Libmonster ID: ID-1242

Gregory Freeze, an American historian and expert on Russian history and the history of the Russian Church, tells in an interview about his academic biography and the roots of his interest in the history of the Russian religious history. He recalls Soviet-American scientific relations in the 1970s and 1980s and the communication difficulties of that period. Freeze also speaks about the current state of Russian studies and the history of religion in the United States. Turning to the results of his research, Freeze reveals the complex dynamics of the relationship between secular and ecclesiastical authorities, and compares the Russian society and the people's religiosity in the imperial period with current developments. Freeze puts the current religious situation in Russia in the context of global trends in the religious sphere and notes the gap between the personal faith and belonging to religious institutions. In conclusion, he stresses the need to study religion as an integral part of world civilization.

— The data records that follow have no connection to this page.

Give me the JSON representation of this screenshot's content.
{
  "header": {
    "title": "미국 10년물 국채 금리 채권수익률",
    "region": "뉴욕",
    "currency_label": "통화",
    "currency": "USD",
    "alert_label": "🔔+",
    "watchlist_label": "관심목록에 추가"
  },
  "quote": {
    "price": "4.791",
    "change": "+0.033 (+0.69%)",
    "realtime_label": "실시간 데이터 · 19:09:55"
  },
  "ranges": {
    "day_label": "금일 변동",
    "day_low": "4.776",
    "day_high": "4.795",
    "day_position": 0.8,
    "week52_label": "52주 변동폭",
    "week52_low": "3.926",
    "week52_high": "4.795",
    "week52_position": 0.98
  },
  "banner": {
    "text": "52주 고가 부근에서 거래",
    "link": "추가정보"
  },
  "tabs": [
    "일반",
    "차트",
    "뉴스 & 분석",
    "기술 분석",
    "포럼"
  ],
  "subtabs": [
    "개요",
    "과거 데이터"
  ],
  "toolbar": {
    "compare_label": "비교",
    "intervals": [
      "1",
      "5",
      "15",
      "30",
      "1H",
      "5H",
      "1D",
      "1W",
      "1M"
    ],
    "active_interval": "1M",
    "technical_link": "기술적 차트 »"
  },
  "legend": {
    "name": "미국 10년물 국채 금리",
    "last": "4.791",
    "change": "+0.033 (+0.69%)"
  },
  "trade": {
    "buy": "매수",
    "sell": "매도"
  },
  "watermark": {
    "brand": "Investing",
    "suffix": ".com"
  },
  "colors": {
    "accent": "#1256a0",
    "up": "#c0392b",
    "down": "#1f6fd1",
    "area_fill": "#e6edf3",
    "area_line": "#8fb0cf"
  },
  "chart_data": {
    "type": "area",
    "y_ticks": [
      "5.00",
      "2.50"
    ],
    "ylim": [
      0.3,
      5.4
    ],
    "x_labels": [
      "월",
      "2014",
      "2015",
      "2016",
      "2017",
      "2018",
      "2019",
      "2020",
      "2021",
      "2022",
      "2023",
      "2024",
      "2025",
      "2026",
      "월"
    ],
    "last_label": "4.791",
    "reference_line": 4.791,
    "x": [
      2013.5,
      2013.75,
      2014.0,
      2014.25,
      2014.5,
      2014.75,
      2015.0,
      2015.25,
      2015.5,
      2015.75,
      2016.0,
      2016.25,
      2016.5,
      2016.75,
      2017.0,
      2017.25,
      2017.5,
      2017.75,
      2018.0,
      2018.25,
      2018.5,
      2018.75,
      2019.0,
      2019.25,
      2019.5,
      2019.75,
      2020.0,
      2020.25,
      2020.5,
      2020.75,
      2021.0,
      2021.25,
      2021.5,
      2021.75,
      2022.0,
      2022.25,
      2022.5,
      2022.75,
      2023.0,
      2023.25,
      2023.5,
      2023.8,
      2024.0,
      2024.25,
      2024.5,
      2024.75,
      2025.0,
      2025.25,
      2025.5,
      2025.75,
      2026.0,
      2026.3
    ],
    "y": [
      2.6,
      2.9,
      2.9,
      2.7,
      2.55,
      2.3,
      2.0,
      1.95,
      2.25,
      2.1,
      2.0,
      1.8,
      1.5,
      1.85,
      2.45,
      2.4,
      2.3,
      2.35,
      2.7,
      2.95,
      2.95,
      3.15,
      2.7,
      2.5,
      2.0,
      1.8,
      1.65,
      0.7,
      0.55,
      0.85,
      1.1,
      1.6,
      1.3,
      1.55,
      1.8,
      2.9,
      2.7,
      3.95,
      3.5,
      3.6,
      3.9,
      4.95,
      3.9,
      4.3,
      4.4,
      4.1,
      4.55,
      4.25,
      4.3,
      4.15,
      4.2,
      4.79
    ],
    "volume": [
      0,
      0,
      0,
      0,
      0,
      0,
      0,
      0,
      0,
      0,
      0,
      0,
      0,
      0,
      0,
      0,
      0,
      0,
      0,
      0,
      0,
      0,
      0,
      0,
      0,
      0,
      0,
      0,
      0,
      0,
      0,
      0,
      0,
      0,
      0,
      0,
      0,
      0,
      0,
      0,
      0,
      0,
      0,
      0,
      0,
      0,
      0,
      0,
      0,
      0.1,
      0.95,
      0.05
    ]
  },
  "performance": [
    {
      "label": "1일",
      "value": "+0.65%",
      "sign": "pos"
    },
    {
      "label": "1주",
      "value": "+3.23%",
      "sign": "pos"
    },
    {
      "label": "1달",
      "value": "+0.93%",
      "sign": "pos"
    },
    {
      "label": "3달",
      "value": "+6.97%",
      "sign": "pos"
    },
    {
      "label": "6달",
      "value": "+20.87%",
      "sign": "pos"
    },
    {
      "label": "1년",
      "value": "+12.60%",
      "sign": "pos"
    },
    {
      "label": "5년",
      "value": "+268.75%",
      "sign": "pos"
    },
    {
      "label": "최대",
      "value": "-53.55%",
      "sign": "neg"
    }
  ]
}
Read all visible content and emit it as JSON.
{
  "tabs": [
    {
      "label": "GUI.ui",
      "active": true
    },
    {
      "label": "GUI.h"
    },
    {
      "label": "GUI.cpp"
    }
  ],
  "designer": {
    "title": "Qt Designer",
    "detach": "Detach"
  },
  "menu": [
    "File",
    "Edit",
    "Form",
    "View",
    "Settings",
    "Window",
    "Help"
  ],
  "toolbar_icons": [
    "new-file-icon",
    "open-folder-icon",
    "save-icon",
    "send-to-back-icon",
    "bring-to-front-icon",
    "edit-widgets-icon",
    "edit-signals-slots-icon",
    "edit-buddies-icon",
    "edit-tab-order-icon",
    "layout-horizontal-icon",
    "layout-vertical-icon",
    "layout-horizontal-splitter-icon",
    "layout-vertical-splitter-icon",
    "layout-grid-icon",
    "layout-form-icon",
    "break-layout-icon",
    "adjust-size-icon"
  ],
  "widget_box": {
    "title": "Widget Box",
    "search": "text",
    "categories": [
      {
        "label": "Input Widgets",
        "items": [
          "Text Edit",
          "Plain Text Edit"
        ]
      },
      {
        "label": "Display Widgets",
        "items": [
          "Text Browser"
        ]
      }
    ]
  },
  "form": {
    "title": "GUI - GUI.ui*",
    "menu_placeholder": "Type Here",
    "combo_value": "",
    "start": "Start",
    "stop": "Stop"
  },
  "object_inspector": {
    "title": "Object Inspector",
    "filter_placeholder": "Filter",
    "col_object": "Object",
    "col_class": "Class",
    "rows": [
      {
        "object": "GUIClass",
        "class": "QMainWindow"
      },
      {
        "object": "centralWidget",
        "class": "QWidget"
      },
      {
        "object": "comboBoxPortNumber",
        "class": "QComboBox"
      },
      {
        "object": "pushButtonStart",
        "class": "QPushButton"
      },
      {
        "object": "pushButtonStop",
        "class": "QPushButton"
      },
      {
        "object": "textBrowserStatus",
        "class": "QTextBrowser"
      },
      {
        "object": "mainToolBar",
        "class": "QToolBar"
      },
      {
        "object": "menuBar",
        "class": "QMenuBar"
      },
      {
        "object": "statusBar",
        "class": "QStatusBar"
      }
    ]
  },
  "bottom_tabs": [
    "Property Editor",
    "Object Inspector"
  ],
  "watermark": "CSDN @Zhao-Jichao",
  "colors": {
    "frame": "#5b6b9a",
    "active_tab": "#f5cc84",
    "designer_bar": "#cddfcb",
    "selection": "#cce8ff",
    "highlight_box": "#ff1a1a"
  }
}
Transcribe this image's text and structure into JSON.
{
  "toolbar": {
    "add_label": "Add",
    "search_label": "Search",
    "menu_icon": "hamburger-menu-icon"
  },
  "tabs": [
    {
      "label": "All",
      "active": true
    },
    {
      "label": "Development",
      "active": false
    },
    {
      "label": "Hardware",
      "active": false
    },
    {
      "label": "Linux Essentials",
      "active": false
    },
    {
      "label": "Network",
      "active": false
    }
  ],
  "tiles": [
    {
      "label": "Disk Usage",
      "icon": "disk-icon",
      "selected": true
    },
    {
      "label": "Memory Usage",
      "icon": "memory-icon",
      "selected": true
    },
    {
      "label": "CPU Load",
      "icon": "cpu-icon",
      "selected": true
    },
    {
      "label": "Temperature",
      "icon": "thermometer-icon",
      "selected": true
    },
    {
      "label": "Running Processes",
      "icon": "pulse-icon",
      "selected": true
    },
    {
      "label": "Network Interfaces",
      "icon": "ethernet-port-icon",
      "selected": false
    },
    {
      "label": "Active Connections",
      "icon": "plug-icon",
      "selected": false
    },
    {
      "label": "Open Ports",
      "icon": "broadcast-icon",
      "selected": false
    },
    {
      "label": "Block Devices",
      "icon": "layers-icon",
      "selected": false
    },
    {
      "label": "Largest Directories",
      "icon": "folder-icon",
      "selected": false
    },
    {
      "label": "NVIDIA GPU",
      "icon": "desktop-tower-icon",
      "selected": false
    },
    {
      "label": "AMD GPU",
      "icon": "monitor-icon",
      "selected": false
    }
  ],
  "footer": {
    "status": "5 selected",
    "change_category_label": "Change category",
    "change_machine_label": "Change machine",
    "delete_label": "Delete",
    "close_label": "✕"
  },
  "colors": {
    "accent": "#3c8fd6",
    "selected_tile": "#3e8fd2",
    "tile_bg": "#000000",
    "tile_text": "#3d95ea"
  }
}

Key words: History of the Russian Empire, history of the Russian Orthodox Church, social history, clergy, Russian religiosity, popular Orthodoxy, Soviet-US scientifc relations, the Russian studies in the USA.

Friz G. "To understand the church means to understand the people..." (interview) / / State, religion, Church in Russia and abroad. 2016. N 4. pp. 242-250.

Freeze, Gregory (2016) "To understand the Church means to understand people..." (Interview), Gosudarstvo, religiia, tserkov' v Rossii i za rubezhom 34(4): 242-250.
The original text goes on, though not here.